You have a bunch of values (e.g. bunch of ages or weights). Finding the average (aka mean aka expected) is straightforward. Add them up, then divide by the number of values. The average tells you where the center of the distribution is for your values. But you’re also interested in the dispersion of your values.

Variance tells you about the dispersion. Intuitively, variance tells you on average how far a value is from the average. Strictly, it says on average how far away the squared distance is from the average. The reason for the square is to give extra weight to further distances.

We usually represent variance with $\sigma^2$ (notice it’s sigma squared, not just sigma).

Standard deviation is another way to represent the dispersion. Standard deviation is simply the square root of variance!

Notice, that since standard deviation is simply the square root of variance, further distances are still weighed more! But standard deviation works in the same units as the data, so it is more convenient?

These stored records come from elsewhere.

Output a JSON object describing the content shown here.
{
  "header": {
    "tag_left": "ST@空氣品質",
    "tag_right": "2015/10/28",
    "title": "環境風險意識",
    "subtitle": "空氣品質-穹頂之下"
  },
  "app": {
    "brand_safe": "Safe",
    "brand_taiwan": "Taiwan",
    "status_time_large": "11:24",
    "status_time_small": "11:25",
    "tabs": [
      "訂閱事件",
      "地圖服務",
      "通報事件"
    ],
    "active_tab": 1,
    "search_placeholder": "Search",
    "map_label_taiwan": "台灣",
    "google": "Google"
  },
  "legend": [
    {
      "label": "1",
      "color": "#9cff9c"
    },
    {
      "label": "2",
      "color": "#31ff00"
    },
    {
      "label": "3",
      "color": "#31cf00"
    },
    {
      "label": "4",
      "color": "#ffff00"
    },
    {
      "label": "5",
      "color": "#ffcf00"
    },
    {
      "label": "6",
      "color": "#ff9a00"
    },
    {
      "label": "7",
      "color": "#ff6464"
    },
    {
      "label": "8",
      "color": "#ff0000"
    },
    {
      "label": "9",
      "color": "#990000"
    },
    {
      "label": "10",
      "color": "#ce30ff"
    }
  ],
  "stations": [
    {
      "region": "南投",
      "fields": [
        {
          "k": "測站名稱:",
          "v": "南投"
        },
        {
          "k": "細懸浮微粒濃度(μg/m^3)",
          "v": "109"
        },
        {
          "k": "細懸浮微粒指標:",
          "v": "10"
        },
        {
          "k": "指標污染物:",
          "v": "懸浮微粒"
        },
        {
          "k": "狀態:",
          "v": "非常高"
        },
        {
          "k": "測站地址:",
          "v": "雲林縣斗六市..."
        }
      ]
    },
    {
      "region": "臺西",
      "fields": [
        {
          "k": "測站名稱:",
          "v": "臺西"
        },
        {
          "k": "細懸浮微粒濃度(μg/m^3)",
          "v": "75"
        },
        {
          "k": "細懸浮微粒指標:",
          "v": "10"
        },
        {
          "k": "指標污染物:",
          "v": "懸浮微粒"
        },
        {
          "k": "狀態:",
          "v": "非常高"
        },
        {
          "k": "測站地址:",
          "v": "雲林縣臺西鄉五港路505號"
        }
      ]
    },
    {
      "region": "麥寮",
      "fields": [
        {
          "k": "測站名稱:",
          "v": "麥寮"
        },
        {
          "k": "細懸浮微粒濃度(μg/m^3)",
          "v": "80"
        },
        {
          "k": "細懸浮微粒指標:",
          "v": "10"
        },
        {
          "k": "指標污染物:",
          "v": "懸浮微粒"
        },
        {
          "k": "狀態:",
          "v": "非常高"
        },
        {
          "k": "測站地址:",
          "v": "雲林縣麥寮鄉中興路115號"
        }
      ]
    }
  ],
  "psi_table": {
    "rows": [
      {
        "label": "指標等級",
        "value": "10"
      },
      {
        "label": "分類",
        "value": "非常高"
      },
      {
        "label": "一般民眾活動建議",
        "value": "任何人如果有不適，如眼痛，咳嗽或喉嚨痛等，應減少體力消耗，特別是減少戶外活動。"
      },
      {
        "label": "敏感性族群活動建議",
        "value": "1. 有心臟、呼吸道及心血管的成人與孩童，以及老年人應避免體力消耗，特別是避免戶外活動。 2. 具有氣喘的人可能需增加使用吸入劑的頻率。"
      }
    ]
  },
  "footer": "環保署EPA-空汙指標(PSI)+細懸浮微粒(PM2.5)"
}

Why don’t we just find on average how far our values are from the average, and use that as a representation of the dispersion? Well, because since further distances (e.g. outliers) wouldn’t be punished, this doesn’t work well in inferential statistics, so variance/standard deviation is better.

• variance and standard deviation both tell you about the dispersion of your values.
• variance tells you on average how far your values are from the average (it uses distance squared, in order to punish outliers)
• standard deviation is simply the square root of variance